Sunday, January 29, 2012

Did Mammoths Survive the Great Extinction 12,000 Years Ago?

It seems that some of them did, although they were somewhat smaller than their older cousins. There is incontrovertible evidence that at least a few mammoths were still living long after the pyramids and Stonehenge had been built.
In 1993, mammoth skeletons were discovered on Wrangel Island, which is located about 100 miles north of Siberia. The bones were dated to between 3700 and 7000 years ago, long after mammoths were believed to have gone extinct. Trapped on their island home with limited food resources, the mammoths responded to their environment by growing smaller. They stood only about six feet tall at the shoulder.
Wrangel Island is not the only place where dwarf mammoths have been discovered. The other location is on Santa Rosa Island, one of the Channel Islands located off the southern California Coast near Santa Barbara. Like the miniature mammoths of Wrangel Island, the Santa Rosa mammoths were also about six feet tall. But the youngest pygmy elephants of Santa Rosa to be dated by radiocarbon techniques proved to be around 12,840 years old, meaning that they, at least, did not survive the Great Extinction.
There are also a few more tantalizing stories that, if true, could mean that at least a few mammoths survived until at least 100 years ago. According to one tale, a Russian hunter traveling in the great Siberian forest, followed a trail of immense tracks, piles of dung and broken trees. He caught up with the creatures after several days. He said they were a pair of massive elephants covered with hair and sporting massive tusks.
Stories also persist in the Near East and parts of China about hunters and herders spotting groups of strange animals that may be mammoths.
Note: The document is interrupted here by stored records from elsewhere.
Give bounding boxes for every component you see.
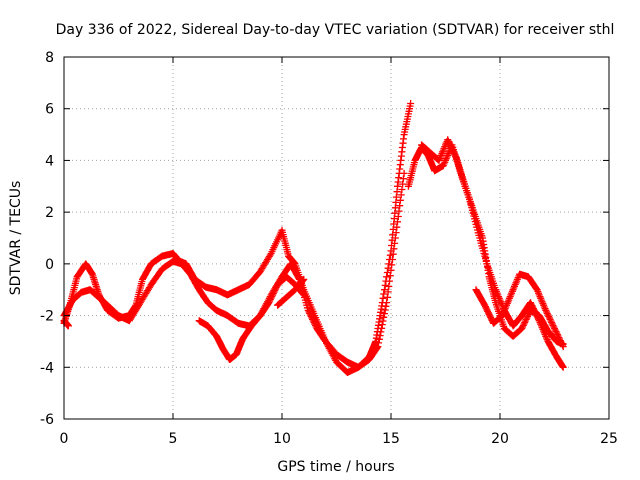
series-track-7	[472, 270, 567, 351]
grid-lines	[64, 57, 609, 419]
y-tick-label: 6	[45, 102, 54, 118]
x-tick-label: 15	[382, 431, 400, 447]
data-points	[60, 100, 567, 376]
marker-path-track-2	[60, 169, 408, 371]
y-tick-labels: -6 -4 -2 0 2 4 6 8	[40, 50, 54, 428]
y-tick-label: 0	[45, 257, 54, 273]
series-track-1	[60, 100, 415, 376]
x-tick-label: 10	[273, 431, 291, 447]
y-tick-label: 2	[45, 205, 54, 221]
plot-area-frame	[63, 56, 610, 420]
series-track-2	[60, 169, 408, 371]
y-tick-label: -2	[40, 309, 54, 325]
y-tick-label: -6	[40, 412, 54, 428]
y-axis-label: SDTVAR / TECUs	[8, 181, 24, 296]
x-axis-label: GPS time / hours	[277, 459, 394, 475]
y-tick-label: 8	[45, 50, 54, 66]
marker-path-track-1	[60, 100, 415, 376]
chart-title: Day 336 of 2022, Sidereal Day-to-day VTE…	[56, 22, 615, 38]
y-tick-label: -4	[40, 360, 54, 376]
x-tick-labels: 0 5 10 15 20 25	[60, 431, 618, 447]
series-track-3	[195, 273, 308, 363]
x-tick-label: 5	[169, 431, 178, 447]
x-tick-label: 0	[60, 431, 69, 447]
x-tick-label: 20	[491, 431, 509, 447]
axis-ticks	[63, 56, 610, 420]
x-tick-label: 25	[600, 431, 618, 447]
series-track-4	[274, 275, 308, 309]
y-tick-label: 4	[45, 153, 54, 169]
In some of the stories, the beasts are described as being about the size of those found on the Wrangel and Santa Rosa islands.
Both Eskimos and North American tribes have legends that describe mammoths, although these stories may have been handed down for thousands of years. But in at least a few cases, the sightings seem to have taken place within living memory.
Are there still a few mammoths surviving in remote corners of the world? Species are constantly being rediscovered that were once thought to have gone extinct. Perhaps the idea that mammoths may have survived is not really as far-fetched as it seems.

Wednesday, January 18, 2012

Cement Pillars on an Uninhabited Island?

There is a little island called the Isle of Pines about 40 miles south of New Caledonia. And on this little island are about 400 mounds of sand and gravel, each about 8 or 9 feet high and roughly 300 feet in diameter. A curious researcher named L. Chevalier of the Museum of New Caledonia, dug into four of these mounds in the early 1960s. Inside three of the mounds, Chevalier found a single upright pillar, and the fourth contained two pillars.

The pillars are about 40 to 100 inches high and range from 40 to 75 inches in diameter. The mortar, a lime-mortar compound, contained bits of shell which could be dated using radiocarbon techniques. Surprisingly, they were found to date between about 5120 BC and 10,950 BC.

There are several odd things about these cylinders. There are no other signs of human presence at the sites. Excavators found no bones, charcoal, or any other remains. Also, the use of mortar anywhere else in the world only dates back to a few hundred years BC.

Similar mounds have been found in the Paita district of southern New Caledonia. But New Caledonia is believed to have been settled by people arriving from Indonesia only around 4,000 years ago,long after the pillars were created. So who stopped by and left all the concrete cylinders?

Friday, January 6, 2012

Death Valley's Racing Rocks

California's Death Valley is famous for its enduring legends and stories of mysterious events. One of the most remarkable of those events takes place at Racetrack Playa.

Racetrack Playa is a very flat area with no vegetation or water and very few stones. But since 1948 there have been occasional reports of rocks that have moved, seemingly all by themselves, across the sun-baked surface of the playa. Stones weighing as much as 80 pounds have been found at the ends of clearly defined tracks which can range in length up to 200 feet.

Although the stones and their trails have been photographed after the fact, no one has reported seeing them actually move. Some of the theories that have been put forth to account for these restless rocks include ghostly activities, earthquakes, and even strong winds pushing the stones across the level ground. But in the end, no one knows for sure what is actually happening in this intriguing corner of Death Valley.